A Novel Perspective On Hematopoietic Stem/Progenitor Cell Migration and homing—evidence That Cationic Antimicrobial Peptides (C3a, LL-37, and β2-defensin) Prime (enhance) the Responsiveness of These Cells to a Low SDF-1 Gradient by Promoting Secretion of ATP, Indicating the Involvement of an Autocrine Purinergic Loop in Their Migration.

It has been reported that proteolytic enzymes are upregulated in BM after conditioning for transplantation and, by removal of three N-terminal amino acids from stromal derived factor-1 (SDF-1), abrogate its chemotactic activity, even if the SDF-1 peptide remains detectable by ELISA (Cancer Res. 2010;70:3402). We also reported that cationic antimicrobial peptides (CAMPs), such as complement cascade C3 protein cleavage fragment C3a, b2-defensin, and cathelicidin (LL-37) (Leukemia 2012, 26, 736), potently enhance the migration and homing responses of HSPCs to a low SDF-1 gradient, which is critical for retention of SDF-1 chemotactic activity in the highly proteolytic microenvironment of BM induced by conditioning for transplantation. This priming effect depends on incorporation of the CXCR4 receptor into membrane lipid rafts, a phenomenon that allows for more efficient interaction of the CXCR4 receptor with downstream signaling proteins (Blood 2005;101:3784). However, we were aware that inhibition of lipid raft formation by b-methylcyclodextrin inhibits only ∼50% of the CAMP priming effect, which strongly indicates the involvement of other mechanisms. Interestingly, it was reported recently that LL-37, by involving pannexin channels, enhances the release of ATP from cells (J Biol. Chem. 2008;263:30471) that had been described to be an autocrine chemottractant secreted at the leading edge of migrating macrophages and neutrophils (Science 2006;314:1792). Exogenous ATP has also been reported in Tranwell assays to chemoattract HSPCs (Blood 2004;104:1662).

We hypothesized that HSPCs, like monocytes and neutrophils, release at their leading edge ATP, and respond to this autocrine chemoattractant. Thus, this autocrine ATP migration-enhancing phenomenon could provide not only new insight into mechanisms regulating the migration of HSPCs but also better explain the priming effect of CAMPs to a low or decreasing SDF-1 gradient.

First, we tested the responsiveness of murine and human BM-, mobilized peripheral blood (mPB)-, and human umbilical cord blood (UCB)-derived HSPCs to different extracellular nucleotides including ATP by performing i) Transwell migration assays, ii) MAPKp42/44 and AKT phosphorylation studies, and iii) RQ-PCR expression of different purinergic receptors on normal HSPCs. The priming effect of CAMPs on autocrine secretion of ATP by HSPCS was studied in functional chemotaxis assays by employing the broad-spectrum ATP receptor antagonist suramin and apyrase, an enzyme that degrades extracellular ATP.
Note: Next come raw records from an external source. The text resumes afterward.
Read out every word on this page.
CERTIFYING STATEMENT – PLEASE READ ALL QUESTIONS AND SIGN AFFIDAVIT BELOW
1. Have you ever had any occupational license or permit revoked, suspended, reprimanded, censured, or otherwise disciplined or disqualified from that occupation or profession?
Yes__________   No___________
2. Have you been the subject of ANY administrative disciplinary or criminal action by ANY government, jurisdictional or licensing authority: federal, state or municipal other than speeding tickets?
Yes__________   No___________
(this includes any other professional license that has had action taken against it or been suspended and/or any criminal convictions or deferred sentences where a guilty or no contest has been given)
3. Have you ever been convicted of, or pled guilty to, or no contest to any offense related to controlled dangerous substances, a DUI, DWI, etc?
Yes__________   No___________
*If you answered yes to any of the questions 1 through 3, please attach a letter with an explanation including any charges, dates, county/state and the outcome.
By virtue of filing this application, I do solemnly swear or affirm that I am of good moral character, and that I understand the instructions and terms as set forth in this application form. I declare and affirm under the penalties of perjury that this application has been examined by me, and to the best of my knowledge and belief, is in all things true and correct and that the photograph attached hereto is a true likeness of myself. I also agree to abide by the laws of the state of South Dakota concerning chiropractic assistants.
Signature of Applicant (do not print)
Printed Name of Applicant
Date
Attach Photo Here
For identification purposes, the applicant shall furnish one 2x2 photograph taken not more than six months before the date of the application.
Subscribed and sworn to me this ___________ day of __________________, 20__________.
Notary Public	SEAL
We noticed that for all the nucleotides tested (ATP, UTP, GTP, TTP, and CTP), ATP has the strongest chemotactic activity against murine and human BM-derived HSPCs, which correlated with the phosphorylation of MAPKp42/44 and AKT. In contrast to BM-derived HSPCs, the chemotactic effect of ATP and its induction of signaling were significantly attenuated for mPB- and UCB-derived HSPCs, which suggests a desensitization of purinergic surface receptors by free extracellular nucleotides circulating in blood plasma. Most importantly, we found that exposure of HSPCs to suramin or apyrase significantly diminished (by ∼50%) the priming effect of CAMPs in enhancing the responsiveness of these cells to a low SDF-1 gradient. Finally, we found that both ATP and CAMPs are secreted from irradiated BM stromal cells, which provides a heretofore underappreciated homing signal for HSPCs.

We show that ATP secreted both as a paracrine factor by BM stromal cells during conditioning for transplantation and by migrating HSPCs at their leading edge enhances migration and homing of HSPCs to BM niches. Most importantly, our data demonstrates, for first time, the involvement of an autocrine ATP–purinergic receptor migration regulatory loop, which better explains the pro-migratory priming effect seen after exposure of HSPCs to CAMPs. Since CAMPs, which enhance migration of HSPCs to a low SDF-1 gradient are upregulated like ATP in irradiated BM, all these factors together orchestrate the responsiveness of HSPCs to a decreasing SDF-1 gradient in the proteolytic microenvironment of BM conditioned for transplantation. These mechanisms should be further explored to improve the homing of HSPCs after transplantation, and we are currently testing this possibility in appropriate animal models.

No relevant conflicts of interest to declare.